By an $n$-path, I mean a sequence $\vec{r}_1, \cdots, \vec{r}_n$ with each $\vec{r}=xe_1+ye_2$ being such that either $x=\pm 1$ and $y=0$ or $x=0$ and $y=\pm 1$. There are exactly $4^n$ different $n$-paths. Let $N_n(X,Y)$ be the number of $n$-paths that end at $\vec{D}$. Then $P_n=N_n(X,Y)/4^n$. So we need to find $N_n(X,Y)$.

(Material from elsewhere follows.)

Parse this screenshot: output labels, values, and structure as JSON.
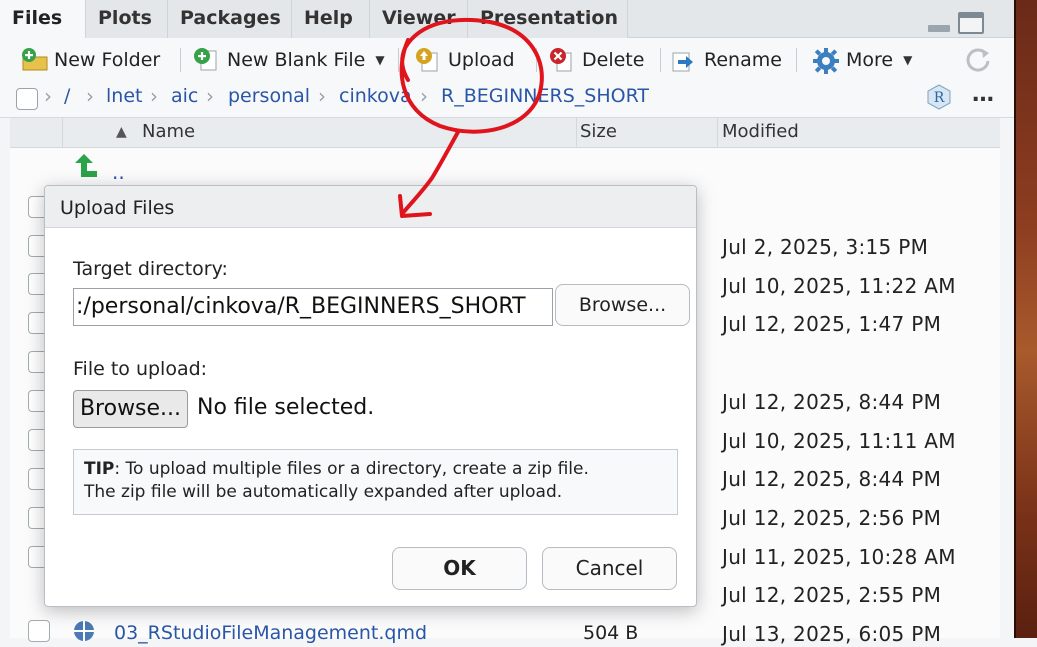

Take an $n$-path. Let $N^x_{\pm}$ be the number of horizontal steps in $\pm$ directionrespectively. Similarly define $N_\pm^y$. Clearly, $$ N_+^x-N_-^x=X, \qquad N_+^y-N_-^y=Y, \qquad N_+^x+N_-^x+N_+^y+N_-^y=n $$ We furthermore say an $n$-path is $m$-horizontal if $N_+^x+N_-^y=m$. Forgetting for the moment that we only care about non-negative integer solutions, one can solve these four equations $$ \begin{pmatrix} N_+^x\\ N_-^x\\ N_+^y\\ N_-^y \end{pmatrix}=\frac{1}{2}\begin{pmatrix} m+X\\ m-X\\ n-m+Y\\ n-m-Y \end{pmatrix} $$ Which obiously requires $m\geq |X|$, $n-m\geq |Y|$ and that $X+m$ and $n-m+Y$ are even. We say $m$ is $(n,X,Y)$-admissible if given $n,X,Y$, the number $m$ is such that all these conditions are satisfied. Then the number of $m$-horizontal $n$-paths ending at $\vec{D}$ are $$ \nu_m=\binom{n}{m}\binom{m}{N_+^x}\binom{n-m}{N_+^y}= \binom{n}{m}\binom{m}{\frac{m+X}{2}}\binom{n-m}{\frac{n-m+Y}{2}} $$ and the total number of $n$-paths ending at $\vec{D}$ are $$ \boxed{ N_n(X,Y)=\sum_{m\text{ is }(n,X,Y)\text{-admissible}} \binom{n}{m}\binom{m}{\frac{m+X}{2}}\binom{n-m}{\frac{n-m+Y}{2}}} $$ Note that it is not hard at all to find all $m$ that are $(n,X,Y)$-admissible once you know specifically what $n,X,Y$ are. For example, say $X=-10, Y=30$ and $n=1000$. Since $X$ is even, $m$ has to be even. The condition $n-m+Y$ even is automatically satisfied then. So you need $m\geq 10$ and $1000-m\geq 30$. So the set of $(1000, -10, 30)$-admissible $m$'s are all even numbers satisfiying $10\leq m\leq 970$.